RideApart even has a video describing such traps, including a gut-wrenching shot of a biker going down due to an edge trap. The video goes on to describe ways to avoid the perils of edge traps; I highly recommend it.
So, when you think about all those factors – high-volume, busy roads combined with a growing population and increased construction – it starts to make sense that Aurora sees a high number of motorcycle accidents.
Motorcycle Riding in Aurora
Also, I would guess that Aurora is home to people who like their “toys,” like boats (hello Cherry Creek Reservoir and Aurora Reservoir), campers and motorcycles. So perhaps there are also more motorcycle riders in Aurora.
Photo by Ken Lund on Flickr.
City Folk May Not Navigate Aurora Roads Well
I am, admittedly, a city dweller. I live in the heart of Denver and I understand Denver’s roads like a bee knows how to find its way back to the hive. But get me out in Aurora, and I find that I have to concentrate a lot harder to figure out turn lanes, exit ramps and overpasses, all while maintaining pretty high speeds, compared to our 30 mph average in Denver.

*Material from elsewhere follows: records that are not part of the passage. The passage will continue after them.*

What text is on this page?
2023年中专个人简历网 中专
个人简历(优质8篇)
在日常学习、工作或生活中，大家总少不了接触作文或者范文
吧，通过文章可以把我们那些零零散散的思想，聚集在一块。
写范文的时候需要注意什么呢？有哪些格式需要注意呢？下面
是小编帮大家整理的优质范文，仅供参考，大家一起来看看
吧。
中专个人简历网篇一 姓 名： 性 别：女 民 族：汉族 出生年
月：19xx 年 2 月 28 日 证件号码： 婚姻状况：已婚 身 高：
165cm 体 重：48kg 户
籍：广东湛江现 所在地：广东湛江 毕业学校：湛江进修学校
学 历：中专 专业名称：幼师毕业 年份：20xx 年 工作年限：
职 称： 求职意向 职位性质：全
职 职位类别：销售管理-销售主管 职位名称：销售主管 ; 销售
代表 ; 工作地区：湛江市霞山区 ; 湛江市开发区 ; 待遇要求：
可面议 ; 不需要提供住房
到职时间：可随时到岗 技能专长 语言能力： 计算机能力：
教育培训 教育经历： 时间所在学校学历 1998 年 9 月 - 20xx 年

I often drive on Parker Road, headed south through Aurora, and that 225 intersection with the right-hand loop and the bridge overpass and the left-hand turn lanes to 225 north… well, it’s a LOT to navigate for us city folk! Because I’m a Denver personal injury attorney, I am obviously hyper-vigilant and I am constantly checking for bikers (Look Twice, Save a Life is a true statement). So, those kinds of high-volume, complex intersections make me a bit cautious.
As we all know, not everyone is a cautious driver! So, when city folk get excited about a 45 mph, four-lane road, they sometimes open it up, speeding up to 60 mph or higher, not looking for motorcyclists turning left in front of them, or coming out from a shopping center cut-out. In my estimation, that’s where the issues arrive.
Making matters worse, sometimes the power goes out to the lights at those humongous intersections in Aurora. That’s what happened to a client I’m currently representing. The lights were flashing red after a power outage and, in following the law, everyone was supposed to stop at the intersection and take turns driving through. My client was on a motorcycle, taking a left-hand turn across four lanes of traffic, and an oncoming car didn’t stop at the flashing red. The driver just blew through the intersection and nailed my client on the motorcycle. As you can imagine, his injuries are extensive
Rider Justice Helps Injured Motorcyclists in Aurora
When Driving or Riding a Motorcycle in Aurora
Here are some tips for car drivers and motorcycle riders when traveling on Aurora’s roads:
- Watch for sidewalk cutouts where people may be emerging from parking lots onto your road (sometimes right in front of you).
- Note edge traps, such as uneven pavement, railroad tracks and holes. If you’re driving a car and you notice an edge trap, make sure there aren’t any bikers around you. You don’t want to accidentally force a biker into a trap.
- If you’re driving and there is a biker near you, give him/her plenty of space.
- Drivers: Look twice. Every time. You would not believe how small a blind spot has to be to hide a biker.
- Bikers: Don’t speed or split lanes. It is currently illegal in Colorado and It just further confuses drivers who already have a lot to consider when trying to keep you safe.
These tips apply everywhere on every road, of course, but my data search this week led me to think that people in Aurora need to take extra precautions to protect motorcyclists.